Articles in this section serve as resources on child educational development and challenges, as well as information on child-rearing practices.
1. Font, Sarah A. “Kinship and nonrelative foster care: The effect of placement type on child well‐being.” Child Development 85, no. 5 (September 2014): 2074-2090.
This article compares the academic achievement, behavior, and health of children in formal kinship care to children in non relative foster care, with the purpose of examining the effects of placement type. Utilizing a national sample of 1,215 kin and foster children, the authors found their results to vary: they consistently estimated a negative effect of kinship care placement on child reading scores but in math and cognitive skills, and even health, there was no substantive difference between children in different placement types.
2. Kakooza, James, and Sitawa R. Kimuna. “HIV/AIDS orphans’ education in Uganda: The changing role of older people.”Journal of Intergenerational Relationships 3, no. 4 (2006): 63-81.
The study that this article discusses examined the epidemic creating a crisis in the Sub-Saharan African family structure that is HIV/AIDS. In Uganda, it was discovered that many of the roles of older people had been reversed from receiving care, to providing it.
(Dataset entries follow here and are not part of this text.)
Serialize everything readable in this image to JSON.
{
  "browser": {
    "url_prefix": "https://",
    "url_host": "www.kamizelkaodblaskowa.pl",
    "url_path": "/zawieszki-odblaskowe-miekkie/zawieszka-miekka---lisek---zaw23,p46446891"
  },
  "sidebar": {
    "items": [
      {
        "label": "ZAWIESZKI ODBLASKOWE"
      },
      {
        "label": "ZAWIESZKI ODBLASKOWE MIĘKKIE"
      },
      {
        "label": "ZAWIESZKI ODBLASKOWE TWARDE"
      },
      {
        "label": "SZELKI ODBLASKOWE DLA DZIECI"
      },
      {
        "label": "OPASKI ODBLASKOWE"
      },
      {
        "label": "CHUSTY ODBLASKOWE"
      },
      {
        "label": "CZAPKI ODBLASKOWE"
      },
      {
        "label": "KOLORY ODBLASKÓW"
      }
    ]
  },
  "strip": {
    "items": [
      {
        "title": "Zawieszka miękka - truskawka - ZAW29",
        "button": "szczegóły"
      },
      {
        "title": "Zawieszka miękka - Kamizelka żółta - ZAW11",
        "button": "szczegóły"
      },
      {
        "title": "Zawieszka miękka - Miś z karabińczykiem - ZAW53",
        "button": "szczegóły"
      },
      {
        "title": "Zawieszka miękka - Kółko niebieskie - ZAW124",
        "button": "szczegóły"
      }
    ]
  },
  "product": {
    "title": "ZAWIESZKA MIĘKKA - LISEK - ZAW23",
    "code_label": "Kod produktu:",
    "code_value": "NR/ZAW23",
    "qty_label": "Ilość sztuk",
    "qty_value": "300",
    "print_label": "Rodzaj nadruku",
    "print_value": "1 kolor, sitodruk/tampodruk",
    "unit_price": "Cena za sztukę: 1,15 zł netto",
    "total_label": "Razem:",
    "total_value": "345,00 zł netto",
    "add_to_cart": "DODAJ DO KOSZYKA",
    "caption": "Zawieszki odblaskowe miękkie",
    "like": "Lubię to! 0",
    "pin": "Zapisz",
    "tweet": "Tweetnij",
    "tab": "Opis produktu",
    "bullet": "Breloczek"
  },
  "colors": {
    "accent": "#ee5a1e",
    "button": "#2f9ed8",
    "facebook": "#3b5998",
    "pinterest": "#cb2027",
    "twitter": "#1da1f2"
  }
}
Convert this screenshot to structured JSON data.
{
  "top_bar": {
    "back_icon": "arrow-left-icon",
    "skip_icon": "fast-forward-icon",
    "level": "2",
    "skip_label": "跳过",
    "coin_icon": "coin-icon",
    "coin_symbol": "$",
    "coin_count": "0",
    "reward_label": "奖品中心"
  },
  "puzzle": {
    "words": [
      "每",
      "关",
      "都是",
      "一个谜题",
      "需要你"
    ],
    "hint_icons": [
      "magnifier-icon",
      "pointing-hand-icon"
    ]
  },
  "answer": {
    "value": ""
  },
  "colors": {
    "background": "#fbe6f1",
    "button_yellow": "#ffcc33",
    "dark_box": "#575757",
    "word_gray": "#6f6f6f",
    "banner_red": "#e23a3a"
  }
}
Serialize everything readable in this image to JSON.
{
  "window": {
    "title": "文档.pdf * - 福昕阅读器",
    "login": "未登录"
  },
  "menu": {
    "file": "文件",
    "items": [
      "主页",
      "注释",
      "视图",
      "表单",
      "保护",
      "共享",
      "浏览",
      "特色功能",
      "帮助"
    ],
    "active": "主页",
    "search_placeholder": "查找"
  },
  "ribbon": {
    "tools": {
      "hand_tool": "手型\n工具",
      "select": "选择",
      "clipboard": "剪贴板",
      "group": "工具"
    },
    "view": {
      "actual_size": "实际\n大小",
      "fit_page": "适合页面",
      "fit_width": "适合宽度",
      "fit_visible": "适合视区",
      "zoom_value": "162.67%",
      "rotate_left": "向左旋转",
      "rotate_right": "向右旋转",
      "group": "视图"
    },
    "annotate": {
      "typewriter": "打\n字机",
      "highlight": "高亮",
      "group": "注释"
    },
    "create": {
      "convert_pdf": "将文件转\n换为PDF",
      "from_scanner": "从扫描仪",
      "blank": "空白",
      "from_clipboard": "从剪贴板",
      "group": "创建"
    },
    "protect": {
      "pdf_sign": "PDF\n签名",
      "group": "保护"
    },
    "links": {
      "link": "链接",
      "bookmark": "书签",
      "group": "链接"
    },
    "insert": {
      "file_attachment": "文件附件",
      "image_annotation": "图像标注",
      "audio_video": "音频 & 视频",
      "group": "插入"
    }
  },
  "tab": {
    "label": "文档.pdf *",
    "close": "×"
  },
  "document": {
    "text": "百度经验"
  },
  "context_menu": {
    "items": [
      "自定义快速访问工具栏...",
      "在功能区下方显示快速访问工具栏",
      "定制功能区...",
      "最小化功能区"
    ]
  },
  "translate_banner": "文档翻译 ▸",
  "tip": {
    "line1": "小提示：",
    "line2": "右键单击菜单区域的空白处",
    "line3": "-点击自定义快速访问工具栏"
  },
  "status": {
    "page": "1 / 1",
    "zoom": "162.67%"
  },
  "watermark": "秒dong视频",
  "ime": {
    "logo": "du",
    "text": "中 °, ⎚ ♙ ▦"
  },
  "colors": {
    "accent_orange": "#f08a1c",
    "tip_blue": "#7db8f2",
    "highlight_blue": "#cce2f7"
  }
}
Subsequently, the study used cross-sectional data from the Kayunga district in Central Uganda to examine HIV/AIDS impact on the older people. Almost all grandparent-headed households (97.3%) in the study had on average 3 orphaned-children going to school. This article highlights the challenges that grandparents and other older kinship care providers face in providing for their children’s educational needs on top of other financial and psychological strains.
3. Strom, Paris S., and Robert D. Strom. “Grandparent education: Raising grandchildren.” Educational Gerontology 37, no. 10 (2011): 910-923. http://www.tandfonline.com/doi/abs/10.1080/03601277.2011.595345
The authors of this article discuss how for many grandparents raising their grandchildren, they can feel underprepared in being second-time parents, as previous experience raising their own children often differs considerably from the present challenges of caring for grandchildren. The authors recommend a specific type of educational support group to help grandparents in managing their roles as parents-again. They discuss how a kind of peer-led support group, in which successful grandparent-caregivers provide a constructive paradigm in parental matters for other grandparents, can be beneficial.